While the Swedish study found an increase in acne and menstrual irregularity among users, the contraceptive pill is marketed to teenagers especially as an acne medication and for menstrual regularity. These two symptoms and premenstrual syndrome (which includes anxiety) make up about 14% of the $23-billion oral contraceptive market.
Because the synthetic hormones in the pill trick the body into thinking it is already pregnant but never act in isolation, the Swedish researchers theorized that by decreasing the available testosterone in circulation, the pill could have a generalized effect on well-being.
However, they did not find a statistical difference in circulating testosterone between the two research groups. Instead, the researchers proposed, the synthetic hormone progestin may have a direct impact on the brain as an underlying reason for reduced self-control and feeling of vitality.
For the more than 100 million users of contraceptive pills, the study’s researchers suggested that the negative life-quality impact could be of “clinical importance” for women and is something that women should be aware of.
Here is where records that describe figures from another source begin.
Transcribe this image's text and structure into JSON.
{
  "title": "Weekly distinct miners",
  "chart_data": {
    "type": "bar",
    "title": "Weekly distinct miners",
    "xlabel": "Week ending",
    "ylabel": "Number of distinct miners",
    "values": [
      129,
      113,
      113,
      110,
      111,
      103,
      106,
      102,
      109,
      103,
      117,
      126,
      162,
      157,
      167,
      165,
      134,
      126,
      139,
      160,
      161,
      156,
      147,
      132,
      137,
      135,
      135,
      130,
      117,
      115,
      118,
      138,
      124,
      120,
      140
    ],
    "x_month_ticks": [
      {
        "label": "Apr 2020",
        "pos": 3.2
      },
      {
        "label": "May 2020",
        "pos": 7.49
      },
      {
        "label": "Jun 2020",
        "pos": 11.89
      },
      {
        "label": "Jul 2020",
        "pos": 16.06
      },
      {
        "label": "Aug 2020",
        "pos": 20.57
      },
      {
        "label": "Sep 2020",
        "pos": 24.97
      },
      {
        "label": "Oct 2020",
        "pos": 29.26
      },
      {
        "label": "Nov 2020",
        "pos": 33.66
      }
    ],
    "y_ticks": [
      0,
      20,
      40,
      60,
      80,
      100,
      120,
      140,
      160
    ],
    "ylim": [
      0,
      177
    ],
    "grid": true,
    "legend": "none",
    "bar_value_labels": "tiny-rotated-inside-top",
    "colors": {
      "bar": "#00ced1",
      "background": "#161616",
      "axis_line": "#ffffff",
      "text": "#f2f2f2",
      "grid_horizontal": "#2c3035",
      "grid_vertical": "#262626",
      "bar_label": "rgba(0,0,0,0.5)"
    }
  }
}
“The study confirms what many women already know by experience: that hormonal contraceptives make many women feel crummy,” said Mary Hasson, director of the Catholic Women’s Forum at the Washington, D.C-based Ethics and Public Policy Center.
“Who wants that?” she asked. “Feminists and Big Pharma have not been honest about this; instead, they’ve dismissed women’s complaints about contraception’s side effects, basically patting women on the head and saying, ‘It’s all in your head.’ Well, it’s not. The contraceptive industry doesn’t like to admit it, but over 4 in 10 women who start hormonal contraceptives will stop using them within a year — side effects are the No. 1 reason.”
The Church has long held the position that artificial birth control objectifies women. The papal encyclical Humanae Vitae (The Regulation of Birth) also describes artificial contraception as “intrinsically wrong” because it hinders God’s gift of children and inhibits marital relationships by removing fertility from the offering.
“The fertility window for most women adds up to about 70 days a year, so women are right to question the wisdom of being on a hormonal regimen 365 days a year,” said Hasson, “especially when those hormones are likely to make them feel worse, emotionally and physically.
“It’s not a good deal for women, and I’m glad the medical community is finally waking up to that reality.”
Celeste McGovern writes from Scotland.
Catholic News Agency contributed to this report.